第18章 16。
ただ強く抱きしめられたまま、俺は泣き続けていた。その中で、ルアと男性が同じようにしゃがみ込み、俺たちの様子を見守っている気配を感じていた。
それでも、怒りでどうにかなりそうな頭の中で、俺の泣き声と共にかすかに母さんが「ごめんね」と小さく震えた声で何度も謝りながら鼻を啜り、泣いている気配を感じていた。
抱きしめられたことで、俺の耳には早鐘のように動く母さんの心臓の音が聞こえていた。そして、抱きしめられたことに心から安心感を抱く自分に戸惑いながらも、久しぶりに強く母さんの温もりを全身で感じ、受け止めて泣き続けた。
――――。
俺はしばらくの間、母さんに抱きしめられながら泣き続けていた。しかし、久しぶりに抱きしめられたことと、やっと「隠し事」について聞けたことで安心した俺は、いつの間にか泣き止んでいた。
そして、そんな自分のことを「単純な生き物だ」と感じた。どんなに腹が立っていても、何をされても、大好きな人への思いは変わらない。それはこの先も変わらないのだろう。
姉さんやルアとは血の繋がりはないが、血の繋がり以上の絆で結ばれていると確信している。そのため、どんなに怒られても喧嘩をしても、「嫌いだ」と思ったことは一度もない。
怒られたり喧嘩をするたびに、仲直りをした後は「怒られた理由」や「喧嘩の理由」を忘れてしまうことが多かった。
そして、いつの間にか泣き止み落ち着きを取り戻した俺は今、目の前に広がる光景に気まずさを感じていた。
俺たちは今、静かなリビングで4人でテーブルを囲んでいる。
俺の隣にはルアが座り、目の前には男性がいて、その隣には母さんが座っている。
目の前に座る男性は、椅子の背もたれに着ていたジャケットを脱いで掛けて、その上から腕をかけながら、母さんが淹れた紅茶を母さんのティーカップで静かにカップの縁を掴んで飲んでいる。

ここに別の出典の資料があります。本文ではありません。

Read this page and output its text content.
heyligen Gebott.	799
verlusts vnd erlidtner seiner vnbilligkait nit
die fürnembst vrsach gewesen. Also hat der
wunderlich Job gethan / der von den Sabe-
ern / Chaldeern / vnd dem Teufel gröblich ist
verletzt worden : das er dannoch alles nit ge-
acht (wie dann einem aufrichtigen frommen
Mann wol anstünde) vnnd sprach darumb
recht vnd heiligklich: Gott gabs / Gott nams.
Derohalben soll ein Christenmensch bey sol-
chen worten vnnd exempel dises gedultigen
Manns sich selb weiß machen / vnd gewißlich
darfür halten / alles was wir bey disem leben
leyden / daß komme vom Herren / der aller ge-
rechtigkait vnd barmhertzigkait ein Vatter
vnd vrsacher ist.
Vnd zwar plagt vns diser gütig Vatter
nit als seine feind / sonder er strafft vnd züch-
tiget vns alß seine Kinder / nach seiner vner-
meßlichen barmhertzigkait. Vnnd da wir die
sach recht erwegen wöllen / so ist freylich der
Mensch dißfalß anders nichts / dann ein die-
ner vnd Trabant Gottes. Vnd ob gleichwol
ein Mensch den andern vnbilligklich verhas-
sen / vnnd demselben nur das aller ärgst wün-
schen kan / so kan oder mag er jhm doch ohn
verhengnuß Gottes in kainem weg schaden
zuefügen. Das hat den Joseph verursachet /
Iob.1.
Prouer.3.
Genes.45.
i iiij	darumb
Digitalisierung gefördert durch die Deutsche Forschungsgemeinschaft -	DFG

その様子を恐る恐る伺っている俺を、母さんは微笑みながら見守っており、俺の隣に座っているルアは終始「分からない」といった様子で首を傾げていた。
この時間が何なのか…と疑問に思っているのは、俺とルアだけで、母さんと男性は自然にその場に溶け込んでいた。俺たちはその光景を見つめることしかできず、ただ顔を見合わせるだけだった。